Blumenthal, DeLauro introduce Venture Smith Freedom Day resolution
Published April 12. 2022 6:54PM
U.S. Sen. Richard Blumenthal, D-Conn., and U.S. Rep. Rosa DeLauro, D-3rd District, introduced a resolution to designate April 10 as “Venture Smith Freedom Day” to mark the day, 257 years ago, when the former slave purchased his own and later his family’s freedom.
The resolution honors Smith’s legacy as “a successful landowner, businessman, and author in the United States, generations before Black Americans began to obtain constitutional, legal, social, and economic rights.”
Smith, born in 1729 in Africa, was an African prince who was kidnapped when he was 10 years old and enslaved in Colonial New England.
Venture Smith lived in Rhode Island and on Fishers Island, before a 21-year period from 1754 to 1775 when he was owned by Thomas Stanton and Oliver Smith in Stonington. It was from Oliver Smith that Venture Smith purchased his freedom in 1765. He was later able to purchase his wife’s freedom. Smith and his family relocated to East Haddam in 1775, where he went on to own more than 130 acres and establish a farm and trading business. In 1798, he became the first African American to write and publish his own autobiography. He recorded his life story in “A Narrative of the Life and Adventures of Venture,” which was published in New London. He became a prominent member of 18th-century Connecticut. He later bought land on Barn Island in Stonington. Smith died in 1805 and is buried in East Haddam.
An estimated 450,000 slaves were brought to North America from the early 17th century until slavery was abolished in 1865.
“Venture Smith was captured as a youth and sent to serve a life of slavery in Connecticut,” DeLauro said. “Eventually he purchased his own freedom and his family’s freedom, and became a prominent citizen. Venture’s life story opens a window into one of the darker chapters in our nation’s history and captures the brutality and oppression of American slavery. Venture’s amazing story of triumph over slavery is an inspiration to us all.”
In 2015 DeLauro and the Documenting Venture Smith Project distributed copies of “Making Freedom: The Extraordinary Life of Venture Smith,” written by Saint and George Krimsky, to every public and school library in Connecticut.
“This resolution is important,” said Saint. “Venture’s story is one for all generations, because slavery remains a scourge to this day.”
Venture Smith’s story is so incredible, so dramatic, that it will inevitably be taken up by a top tier motion picture director or novelist. It’s not too big a stretch to predict that despite its desire for privacy, Fishers Island will come to be known worldwide as the childhood home of an enslaved African royal named Venture Smith. ~ H.L. Ferguson Museum Director Pierce Rafferty
H.L. Ferguson Museum Lecturer author Chandler B. Saint spoke about his book “Venture Smith: Making Freedom” on Sunday, July 26, 2015 at Union Chapel.

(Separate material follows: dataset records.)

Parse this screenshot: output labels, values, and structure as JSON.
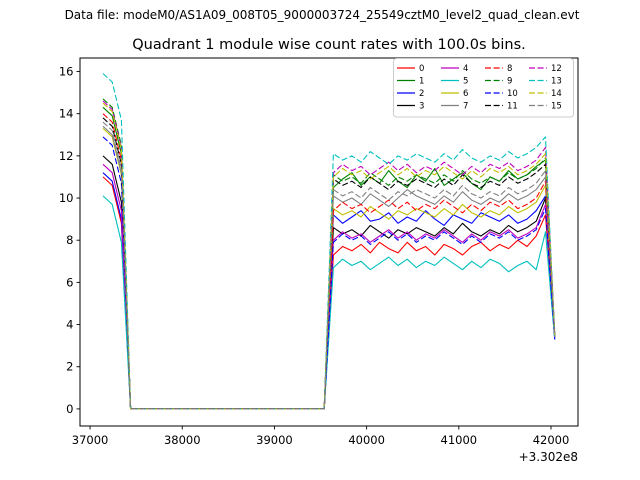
{
  "header": {
    "text": "Data file: modeM0/AS1A09_008T05_9000003724_25549cztM0_level2_quad_clean.evt"
  },
  "chart_data": {
    "type": "line",
    "title": "Quadrant 1 module wise count rates with 100.0s bins.",
    "xlabel": "",
    "ylabel": "",
    "x_offset_label": "+3.302e8",
    "xlim": [
      36891,
      42293
    ],
    "ylim": [
      -0.81,
      16.64
    ],
    "xticks": [
      37000,
      38000,
      39000,
      40000,
      41000,
      42000
    ],
    "xtick_labels": [
      "37000",
      "38000",
      "39000",
      "40000",
      "41000",
      "42000"
    ],
    "yticks": [
      0,
      2,
      4,
      6,
      8,
      10,
      12,
      14,
      16
    ],
    "ytick_labels": [
      "0",
      "2",
      "4",
      "6",
      "8",
      "10",
      "12",
      "14",
      "16"
    ],
    "grid": false,
    "legend_position": "upper right",
    "legend_columns": 4,
    "x": [
      37140,
      37240,
      37340,
      37440,
      37540,
      37640,
      37740,
      37840,
      37940,
      38040,
      38140,
      38240,
      38340,
      38440,
      38540,
      38640,
      38740,
      38840,
      38940,
      39040,
      39140,
      39240,
      39340,
      39440,
      39540,
      39640,
      39740,
      39840,
      39940,
      40040,
      40140,
      40240,
      40340,
      40440,
      40540,
      40640,
      40740,
      40840,
      40940,
      41040,
      41140,
      41240,
      41340,
      41440,
      41540,
      41640,
      41740,
      41840,
      41940,
      42040
    ],
    "series": [
      {
        "name": "0",
        "color": "#ff0000",
        "linestyle": "solid",
        "y": [
          11.0,
          10.6,
          8.8,
          0,
          0,
          0,
          0,
          0,
          0,
          0,
          0,
          0,
          0,
          0,
          0,
          0,
          0,
          0,
          0,
          0,
          0,
          0,
          0,
          0,
          0,
          7.3,
          7.7,
          7.5,
          7.8,
          7.4,
          7.9,
          7.6,
          7.4,
          7.9,
          7.5,
          7.7,
          7.3,
          7.8,
          7.6,
          7.3,
          7.7,
          7.9,
          7.5,
          7.8,
          7.6,
          8.0,
          7.7,
          8.2,
          9.2,
          3.4
        ]
      },
      {
        "name": "1",
        "color": "#008000",
        "linestyle": "solid",
        "y": [
          14.3,
          13.9,
          12.1,
          0,
          0,
          0,
          0,
          0,
          0,
          0,
          0,
          0,
          0,
          0,
          0,
          0,
          0,
          0,
          0,
          0,
          0,
          0,
          0,
          0,
          0,
          10.5,
          10.9,
          11.2,
          10.6,
          11.0,
          10.7,
          11.3,
          10.8,
          10.5,
          11.1,
          10.8,
          11.4,
          10.6,
          10.9,
          11.2,
          10.7,
          10.4,
          11.0,
          10.8,
          11.3,
          10.9,
          11.1,
          11.5,
          11.8,
          3.5
        ]
      },
      {
        "name": "2",
        "color": "#0000ff",
        "linestyle": "solid",
        "y": [
          11.2,
          10.8,
          9.0,
          0,
          0,
          0,
          0,
          0,
          0,
          0,
          0,
          0,
          0,
          0,
          0,
          0,
          0,
          0,
          0,
          0,
          0,
          0,
          0,
          0,
          0,
          9.2,
          8.8,
          9.1,
          9.4,
          8.9,
          9.0,
          9.3,
          8.8,
          9.1,
          8.9,
          9.4,
          9.0,
          8.7,
          9.2,
          9.0,
          8.8,
          9.3,
          9.1,
          8.9,
          9.2,
          8.8,
          9.0,
          9.4,
          10.1,
          3.3
        ]
      },
      {
        "name": "3",
        "color": "#000000",
        "linestyle": "solid",
        "y": [
          12.0,
          11.6,
          9.8,
          0,
          0,
          0,
          0,
          0,
          0,
          0,
          0,
          0,
          0,
          0,
          0,
          0,
          0,
          0,
          0,
          0,
          0,
          0,
          0,
          0,
          0,
          8.6,
          8.3,
          8.5,
          8.2,
          8.7,
          8.4,
          8.1,
          8.5,
          8.3,
          8.6,
          8.4,
          8.2,
          8.6,
          8.3,
          8.8,
          8.4,
          8.2,
          8.5,
          8.3,
          8.7,
          8.4,
          8.6,
          8.9,
          10.0,
          3.4
        ]
      },
      {
        "name": "4",
        "color": "#bf00bf",
        "linestyle": "solid",
        "y": [
          11.6,
          11.2,
          9.4,
          0,
          0,
          0,
          0,
          0,
          0,
          0,
          0,
          0,
          0,
          0,
          0,
          0,
          0,
          0,
          0,
          0,
          0,
          0,
          0,
          0,
          0,
          8.0,
          8.4,
          8.1,
          8.3,
          7.9,
          8.2,
          8.5,
          8.1,
          8.4,
          8.0,
          8.3,
          8.1,
          8.5,
          8.2,
          7.9,
          8.3,
          8.0,
          8.4,
          8.2,
          8.5,
          8.1,
          8.3,
          8.6,
          9.7,
          3.5
        ]
      },
      {
        "name": "5",
        "color": "#00bfbf",
        "linestyle": "solid",
        "y": [
          10.1,
          9.7,
          7.9,
          0,
          0,
          0,
          0,
          0,
          0,
          0,
          0,
          0,
          0,
          0,
          0,
          0,
          0,
          0,
          0,
          0,
          0,
          0,
          0,
          0,
          0,
          6.7,
          7.1,
          6.8,
          7.0,
          6.6,
          6.9,
          7.2,
          6.8,
          7.1,
          6.7,
          7.0,
          6.8,
          7.2,
          6.9,
          6.6,
          7.0,
          6.7,
          7.1,
          6.9,
          6.5,
          6.8,
          7.0,
          6.6,
          8.4,
          3.3
        ]
      },
      {
        "name": "6",
        "color": "#bfbf00",
        "linestyle": "solid",
        "y": [
          13.3,
          12.9,
          11.1,
          0,
          0,
          0,
          0,
          0,
          0,
          0,
          0,
          0,
          0,
          0,
          0,
          0,
          0,
          0,
          0,
          0,
          0,
          0,
          0,
          0,
          0,
          9.5,
          9.2,
          9.4,
          9.1,
          9.6,
          9.3,
          9.0,
          9.4,
          9.2,
          9.5,
          9.3,
          9.1,
          9.5,
          9.2,
          9.7,
          9.3,
          9.1,
          9.4,
          9.2,
          9.6,
          9.3,
          9.5,
          9.8,
          10.6,
          3.4
        ]
      },
      {
        "name": "7",
        "color": "#808080",
        "linestyle": "solid",
        "y": [
          13.4,
          13.0,
          11.2,
          0,
          0,
          0,
          0,
          0,
          0,
          0,
          0,
          0,
          0,
          0,
          0,
          0,
          0,
          0,
          0,
          0,
          0,
          0,
          0,
          0,
          0,
          10.1,
          9.8,
          10.0,
          9.7,
          10.2,
          9.9,
          9.6,
          10.0,
          10.4,
          10.1,
          9.9,
          9.7,
          10.1,
          9.8,
          10.3,
          9.9,
          9.7,
          10.0,
          9.8,
          10.2,
          9.9,
          10.1,
          10.4,
          11.0,
          3.5
        ]
      },
      {
        "name": "8",
        "color": "#ff0000",
        "linestyle": "dashed",
        "y": [
          14.0,
          13.6,
          11.8,
          0,
          0,
          0,
          0,
          0,
          0,
          0,
          0,
          0,
          0,
          0,
          0,
          0,
          0,
          0,
          0,
          0,
          0,
          0,
          0,
          0,
          0,
          9.4,
          9.8,
          9.5,
          9.7,
          9.3,
          9.6,
          9.9,
          9.5,
          9.8,
          9.4,
          9.7,
          9.5,
          9.9,
          9.6,
          9.3,
          9.7,
          9.4,
          9.8,
          9.6,
          9.9,
          9.5,
          9.7,
          10.0,
          10.8,
          3.4
        ]
      },
      {
        "name": "9",
        "color": "#008000",
        "linestyle": "dashed",
        "y": [
          14.7,
          14.3,
          12.5,
          0,
          0,
          0,
          0,
          0,
          0,
          0,
          0,
          0,
          0,
          0,
          0,
          0,
          0,
          0,
          0,
          0,
          0,
          0,
          0,
          0,
          0,
          11.1,
          10.8,
          11.0,
          10.7,
          11.2,
          10.9,
          10.6,
          11.0,
          10.8,
          11.1,
          10.9,
          10.7,
          11.1,
          10.8,
          11.3,
          10.9,
          10.7,
          11.0,
          10.8,
          11.2,
          10.9,
          11.1,
          11.4,
          11.9,
          3.6
        ]
      },
      {
        "name": "10",
        "color": "#0000ff",
        "linestyle": "dashed",
        "y": [
          12.9,
          12.5,
          10.7,
          0,
          0,
          0,
          0,
          0,
          0,
          0,
          0,
          0,
          0,
          0,
          0,
          0,
          0,
          0,
          0,
          0,
          0,
          0,
          0,
          0,
          0,
          7.9,
          8.3,
          8.0,
          8.2,
          7.8,
          8.1,
          8.4,
          8.0,
          8.3,
          7.9,
          8.2,
          8.0,
          8.4,
          8.1,
          7.8,
          8.2,
          7.9,
          8.3,
          8.1,
          8.4,
          8.0,
          8.2,
          8.5,
          9.5,
          3.3
        ]
      },
      {
        "name": "11",
        "color": "#000000",
        "linestyle": "dashed",
        "y": [
          13.8,
          13.4,
          11.6,
          0,
          0,
          0,
          0,
          0,
          0,
          0,
          0,
          0,
          0,
          0,
          0,
          0,
          0,
          0,
          0,
          0,
          0,
          0,
          0,
          0,
          0,
          10.9,
          10.6,
          10.8,
          10.5,
          11.0,
          10.7,
          10.4,
          10.8,
          10.6,
          10.9,
          10.7,
          10.5,
          10.9,
          10.6,
          11.1,
          10.7,
          10.5,
          10.8,
          10.6,
          11.0,
          10.7,
          10.9,
          11.2,
          11.6,
          3.5
        ]
      },
      {
        "name": "12",
        "color": "#bf00bf",
        "linestyle": "dashed",
        "y": [
          14.6,
          14.2,
          12.4,
          0,
          0,
          0,
          0,
          0,
          0,
          0,
          0,
          0,
          0,
          0,
          0,
          0,
          0,
          0,
          0,
          0,
          0,
          0,
          0,
          0,
          0,
          11.2,
          11.6,
          11.3,
          11.5,
          11.1,
          11.4,
          11.7,
          11.3,
          11.6,
          11.2,
          11.5,
          11.3,
          11.7,
          11.4,
          11.1,
          11.5,
          11.2,
          11.6,
          11.4,
          11.7,
          11.3,
          11.5,
          11.8,
          12.4,
          3.6
        ]
      },
      {
        "name": "13",
        "color": "#00bfbf",
        "linestyle": "dashed",
        "y": [
          15.9,
          15.5,
          13.7,
          0,
          0,
          0,
          0,
          0,
          0,
          0,
          0,
          0,
          0,
          0,
          0,
          0,
          0,
          0,
          0,
          0,
          0,
          0,
          0,
          0,
          0,
          12.1,
          11.8,
          12.0,
          11.7,
          12.2,
          11.9,
          11.6,
          12.0,
          11.8,
          12.1,
          11.9,
          11.7,
          12.1,
          11.8,
          12.3,
          11.9,
          11.7,
          12.0,
          11.8,
          12.2,
          11.9,
          12.1,
          12.4,
          12.9,
          3.4
        ]
      },
      {
        "name": "14",
        "color": "#bfbf00",
        "linestyle": "dashed",
        "y": [
          14.5,
          14.1,
          12.3,
          0,
          0,
          0,
          0,
          0,
          0,
          0,
          0,
          0,
          0,
          0,
          0,
          0,
          0,
          0,
          0,
          0,
          0,
          0,
          0,
          0,
          0,
          11.0,
          11.4,
          11.1,
          11.3,
          10.9,
          11.2,
          11.5,
          11.1,
          11.4,
          11.0,
          11.3,
          11.1,
          11.5,
          11.2,
          10.9,
          11.3,
          11.0,
          11.4,
          11.2,
          11.5,
          11.1,
          11.3,
          11.6,
          12.1,
          3.5
        ]
      },
      {
        "name": "15",
        "color": "#808080",
        "linestyle": "dashed",
        "y": [
          13.6,
          13.2,
          11.4,
          0,
          0,
          0,
          0,
          0,
          0,
          0,
          0,
          0,
          0,
          0,
          0,
          0,
          0,
          0,
          0,
          0,
          0,
          0,
          0,
          0,
          0,
          10.4,
          10.1,
          10.3,
          10.0,
          10.5,
          10.2,
          9.9,
          10.3,
          10.1,
          10.4,
          10.2,
          10.0,
          10.4,
          10.1,
          10.6,
          10.2,
          10.0,
          10.3,
          10.1,
          10.5,
          10.2,
          10.4,
          10.7,
          11.3,
          3.4
        ]
      }
    ]
  }
}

This book answers many of the questions that have puzzled historians and descendants of the young African prince who was forced into slavery in 1739 and was taken to colonial New England where he labored for a quarter-century before purchasing his freedom and becoming a prominent businessman in Connecticut. Perhaps most importantly, this book demonstrates how Venture Smith’s Narrative, an autobiography published in 1798, is the first known pure African American literary work. Please note that Venture Smith was kept on Fishers Island as a slave from circa 1741 to 1754.
The Mumford Lease, a recent acquisition of the Ferguson Museum, is one of the few extant original documents that relates directly to Venture’s life…which is why it is of interest to scholars researching Venture Smith. The lease covers part of the time period when Venture was on Fishers Island. Although it is difficult to prove, the main caretaking house to which Venture was attached was likely in the area of or on the site of today’s Mansion House, beyond right field of the ball field.